In any case, how do you differentiate between Ruso losing the uncommitted by being a jerk, versus losing them because he's simply been shouted down? The argument you're making seems to be that nuance would have improved Ruso's actual position, helped him achieve his goals more easily. The space Ruso is operating in is quite large, and there's a lot of people in it. Can you point to some doing a better job that Ruso at what appear to be Ruso's goals? If Ruso is Trump, all sound and fury even at the compromise of the core mission, who's De Santis?

Say rather I'm pointing out the incentives that currently exist. Specifically, I'm pointing out that moderate positions don't appear to be able to survive in the wild without deception, both of oneself and of others, while honesty leads to the embrace of extremism. I'm not endorsing lying, and in fact I argue that honesty is likely better for everyone involved. I do think it helps to understand why they think the lies are necessary, though.

This post explains, with impeccable clarity, a dynamic that is prevalent but elusive to describe. I guess you could group it under the penumbra of kayfabe. I admit that it's a bit naive and colloquially autistic for me to plow through with a whole "akshually, logic" analysis without better acknowledging how much the treaty theatrics are pulling some of the incentives levers out of frame.

Not so! Just insist that Robinson be honest as well, and recognize that selective honesty is not honesty. Or do you think that it is acceptably honest to start the conversation at "Was Jefferson a White Supremacist?", as though this were an isolated trivia question?

What did I say that would make you think I would be in favor of selective honesty? Of course I want him to be honest too. That said, I don't think you're characterizing this exchange fairly. First, that's not how Robinson started the exchange as I already pointed out, it started when Robinson explicitly asked about Rufo's CRT criticism. But assuming Robinson did indeed start the conversation with "Was Jefferson a White Supremacist?" whether or not it would be considered honest would depend on some context. If it was a panel discussion on "The Legacy of the Founding Fathers" then I think it's perfectly fair, if it was in the context of "Is The United States a Force For Good" then I would find it extremely slimy.

In any case, how do you differentiate between Ruso losing the uncommitted by being a jerk, versus losing them because he's simply been shouted down? The argument you're making seems to be that nuance would have improved Ruso's actual position, helped him achieve his goals more easily. The space Ruso is operating in is quite large, and there's a lot of people in it. Can you point to some doing a better job that Ruso at what appear to be Ruso's goals? If Ruso is Trump, all sound and fury even at the compromise of the core mission, who's De Santis?

This is mostly an empirical question, and I admit I don't have enough evidence to adjudicate.
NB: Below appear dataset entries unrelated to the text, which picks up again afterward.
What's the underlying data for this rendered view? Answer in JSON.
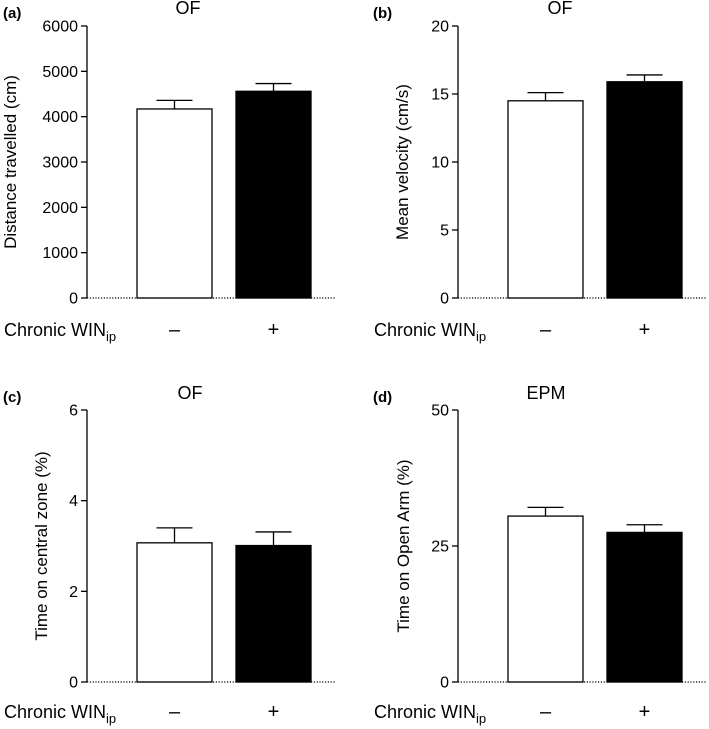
{
  "chart_data": [
    {
      "type": "bar",
      "panel_letter": "(a)",
      "title": "OF",
      "ylabel": "Distance  travelled (cm)",
      "ylim": [
        0,
        6000
      ],
      "yticks": [
        0,
        1000,
        2000,
        3000,
        4000,
        5000,
        6000
      ],
      "xlabel": {
        "main": "Chronic WIN",
        "sub": "ip"
      },
      "categories": [
        "–",
        "+"
      ],
      "values": [
        4170,
        4560
      ],
      "errors": [
        190,
        170
      ],
      "bar_colors": [
        "#ffffff",
        "#000000"
      ]
    },
    {
      "type": "bar",
      "panel_letter": "(b)",
      "title": "OF",
      "ylabel": "Mean  velocity (cm/s)",
      "ylim": [
        0,
        20
      ],
      "yticks": [
        0,
        5,
        10,
        15,
        20
      ],
      "xlabel": {
        "main": "Chronic WIN",
        "sub": "ip"
      },
      "categories": [
        "–",
        "+"
      ],
      "values": [
        14.5,
        15.9
      ],
      "errors": [
        0.6,
        0.5
      ],
      "bar_colors": [
        "#ffffff",
        "#000000"
      ]
    },
    {
      "type": "bar",
      "panel_letter": "(c)",
      "title": "OF",
      "ylabel": "Time on central zone (%)",
      "ylim": [
        0,
        6
      ],
      "yticks": [
        0,
        2,
        4,
        6
      ],
      "xlabel": {
        "main": "Chronic WIN",
        "sub": "ip"
      },
      "categories": [
        "–",
        "+"
      ],
      "values": [
        3.07,
        3.01
      ],
      "errors": [
        0.33,
        0.3
      ],
      "bar_colors": [
        "#ffffff",
        "#000000"
      ]
    },
    {
      "type": "bar",
      "panel_letter": "(d)",
      "title": "EPM",
      "ylabel": "Time on Open Arm (%)",
      "ylim": [
        0,
        50
      ],
      "yticks": [
        0,
        25,
        50
      ],
      "xlabel": {
        "main": "Chronic WIN",
        "sub": "ip"
      },
      "categories": [
        "–",
        "+"
      ],
      "values": [
        30.5,
        27.5
      ],
      "errors": [
        1.6,
        1.4
      ],
      "bar_colors": [
        "#ffffff",
        "#000000"
      ]
    }
  ]
}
The other high-profile individual operating within the vague "wokeness has gone too far" that could be a contrast is probably Jonathan Haidt, but that answer probably just shows how ignorant I am about this question. A lot of my response would be necessarily leaning upon (potentially delusional) optimism of wanting the 'good guys' to win (read: the honest ones, regardless of partisanship). Rufo is slightly more famous than I am, and fame is a necessary condition for any activist hoping to leave an impact so he's already way ahead and much better positioned to evaluate his decisions. There could be something similar to how the candidates that can win the general are the least likely to win the primary, but that's going to boil down to an empirical question I'm not equipped to handle.